1.深海圈层与地球系统前沿科学中心, 海底科学与探测技术教育部重点实验室, 中国海洋大学海洋地球科学学院, 山东青岛 266100;
2.青岛海洋科学与技术试点国家实验室, 山东青岛 266237;
3.中国海洋大学海底科学与工程计算国际中心, 山东青岛 266100

收稿日期:2023-03-02 修回日期:2023-05-12 出版日期:2023-07-31 发布日期:2023-08-28
通讯作者: 邢会林, 教授。 E-mail: h.xing@ouc.edu.cn
作者简介:张熔鑫(1998-), 男, 山东淄博人, 在读硕士研究生, 主要从事断层系统有限元模型构建与计算研究。
基金资助:
地震数值预测联合实验室开放基金(2020NEF02)

3D Mesh for the Fault System in China Seismic Experimental Site

ZHANG Rong-xin^1,2,3, XING Hui-lin^1,2,3, SHU Tao^1,2,3, LIU Jun-biao^1,2,3, GUO Zhi-wei^1,2,3, WANG Jian-chao^1,2,3, TAN Yu-yang^1,2,3

1. Frontiers Science Center for Deep Ocean Multispheres and Earth System, Key Lab of Submarine Geosciences and Prospecting Techniques, MOE and College of Marine Geosciences, Ocean University of China, Qingdao 266100, China;
2. Pilot National Laboratory for Marine Science and Technology (Qingdao), Qingdao 266237, China;
3. International Center for Submarine Geosciences and Geoengineering Computing (iGeoComp), Ocean University of China, Qingdao 266100, China

Received:2023-03-02 Revised:2023-05-12 Online:2023-07-31 Published:2023-08-28

摘要/Abstract

摘要： 川滇地区受印度板块与欧亚板块碰撞运动影响地震频发, 是开展地震研究的理想实验场。为实现基于几何模型的三维断层系统有限元模型快速构建, 本文以川滇地区断层系统的主要断层几何模型为基础进行了以下研究。 ① 改进了推进波前法, 使其能够基于几何模型生成三维曲面的三角形网格, 并自动识别需要局部加密的区域以及进行网格加密。 ② 提出了交叉断层的交叉线识别算法, 根据非参数曲面间的空间几何关系识别不同面(包括断层面与研究区域边界)之间的相交线。 ③ 完善了三维断层系统有限元计算网格模型快速构建方法: 对原始断层几何模型进行延长、连接等操作, 使其能在几何上代表断层真实形状; 将研究区域外边界与内部断层面整合, 并识别它们之间的交叉线; 以交叉线为约束, 使用改进的推进波前法对断层面进行网格重划分, 修复网格拓扑关系和提高网格质量; 最后, 以断层面新生成的三角形面网格为约束, 自动生成含断层的四面体计算网格模型。 ④ 将上述方法应用于中国地震科学实验场, 构建了川滇地区断层系统的三维计算网格模型, 为利用有限元数值模拟研究该区域地震动力学过程奠定了计算网格模型基础。

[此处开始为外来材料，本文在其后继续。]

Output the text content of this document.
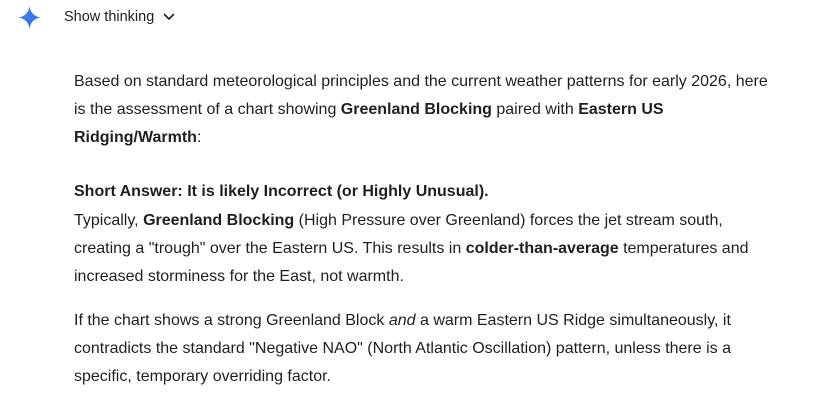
Show thinking

Based on standard meteorological principles and the current weather patterns for early 2026, here is the assessment of a chart showing Greenland Blocking paired with Eastern US Ridging/Warmth:

Short Answer: It is likely Incorrect (or Highly Unusual).

Typically, Greenland Blocking (High Pressure over Greenland) forces the jet stream south, creating a "trough" over the Eastern US. This results in colder-than-average temperatures and increased storminess for the East, not warmth.

If the chart shows a strong Greenland Block and a warm Eastern US Ridge simultaneously, it contradicts the standard "Negative NAO" (North Atlantic Oscillation) pattern, unless there is a specific, temporary overriding factor.
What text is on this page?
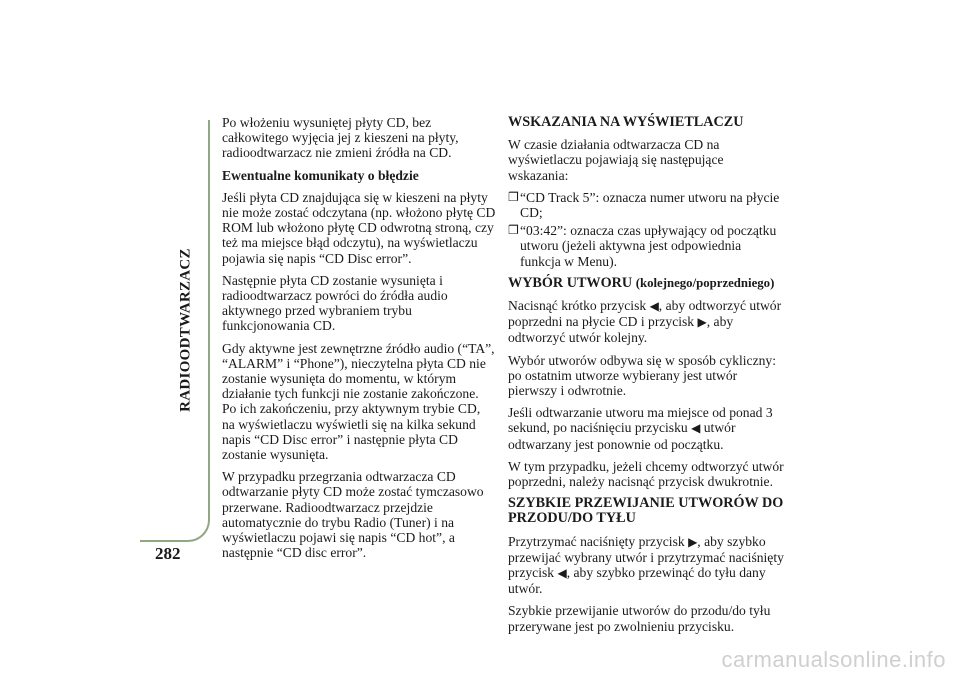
RADIOODTWARZACZ
282

Po włożeniu wysuniętej płyty CD, bez całkowitego wyjęcia jej z kieszeni na płyty, radioodtwarzacz nie zmieni źródła na CD.

Ewentualne komunikaty o błędzie

Jeśli płyta CD znajdująca się w kieszeni na płyty nie może zostać odczytana (np. włożono płytę CD ROM lub włożono płytę CD odwrotną stroną, czy też ma miejsce błąd odczytu), na wyświetlaczu pojawia się napis “CD Disc error”.

Następnie płyta CD zostanie wysunięta i radioodtwarzacz powróci do źródła audio aktywnego przed wybraniem trybu funkcjonowania CD.

Gdy aktywne jest zewnętrzne źródło audio (“TA”, “ALARM” i “Phone”), nieczytelna płyta CD nie zostanie wysunięta do momentu, w którym działanie tych funkcji nie zostanie zakończone. Po ich zakończeniu, przy aktywnym trybie CD, na wyświetlaczu wyświetli się na kilka sekund napis “CD Disc error” i następnie płyta CD zostanie wysunięta.

W przypadku przegrzania odtwarzacza CD odtwarzanie płyty CD może zostać tymczasowo przerwane. Radioodtwarzacz przejdzie automatycznie do trybu Radio (Tuner) i na wyświetlaczu pojawi się napis “CD hot”, a następnie “CD disc error”.

WSKAZANIA NA WYŚWIETLACZU

W czasie działania odtwarzacza CD na wyświetlaczu pojawiają się następujące wskazania:

❒ “CD Track 5”: oznacza numer utworu na płycie CD;
❒ “03:42”: oznacza czas upływający od początku utworu (jeżeli aktywna jest odpowiednia funkcja w Menu).
WYBÓR UTWORU (kolejnego/poprzedniego)

Nacisnąć krótko przycisk ◀, aby odtworzyć utwór poprzedni na płycie CD i przycisk ▶, aby odtworzyć utwór kolejny.

Wybór utworów odbywa się w sposób cykliczny: po ostatnim utworze wybierany jest utwór pierwszy i odwrotnie.

Jeśli odtwarzanie utworu ma miejsce od ponad 3 sekund, po naciśnięciu przycisku ◀ utwór odtwarzany jest ponownie od początku.

W tym przypadku, jeżeli chcemy odtworzyć utwór poprzedni, należy nacisnąć przycisk dwukrotnie.

SZYBKIE PRZEWIJANIE UTWORÓW DO PRZODU/DO TYŁU

Przytrzymać naciśnięty przycisk ▶, aby szybko przewijać wybrany utwór i przytrzymać naciśnięty przycisk ◀, aby szybko przewinąć do tyłu dany utwór.

Szybkie przewijanie utworów do przodu/do tyłu przerywane jest po zwolnieniu przycisku.

carmanualsonline.info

关键词: 川滇地区, 断层系统, 有限元网格生成, 推进波前法

Abstract: The Sichuan-Yunnan region is subjected to frequent earthquakes due to the collision of the Indian and Eurasian plates, rendering it a ideal experimental site for seismic research. This paper presents a rapid method for constructing a finite element mesh model with complex faults based on a geometric mesh model of the region, using the example of the geometry model of major faults in fault system of Sichuan-Yunnan region. The following research has been conducted: ① The Advancing Front Technique (AFT) has been improved to generate a three-dimensional triangle mesh based on the geometric model, and automatically identify areas that require local refinement and conduct mesh refinement. ② An algorithm for identifying the intersection lines of intersecting faults has been proposed, and it can recognize the intersection lines between different surfaces (including fault surfaces and study area's boundaries) based on the spatial geometric relationship between non-parametric surfaces. ③ The rapid method for constructing a finite element mesh model with complex faults based on a geometric mesh model of the region has been improved. First, the original fault model is manipulated using expansion and connection operations to enable it to represent the true shape of the fault geometrically. Subsequently, the boundary of the study area and the fault mesh are combine. The intersection lines between different fault planes or between fault planes and the study area's boundary are then identified. Then, using the improved advancing front technique, the fault surface is remesh with the intersection lines as constraints to repair the mesh topology and improve the mesh quality. Finally, a tetrahedral calculation mesh model containing faults is automatically generated using the newly generated triangular mesh of the fault surface as constraints. ④ The above method has been applied to the China seismic experimental site to construct a three-dimensional calculation mesh model containing the main fault system which lays the foundation for using finite element numerical simulations to study the seismic dynamics in the study area.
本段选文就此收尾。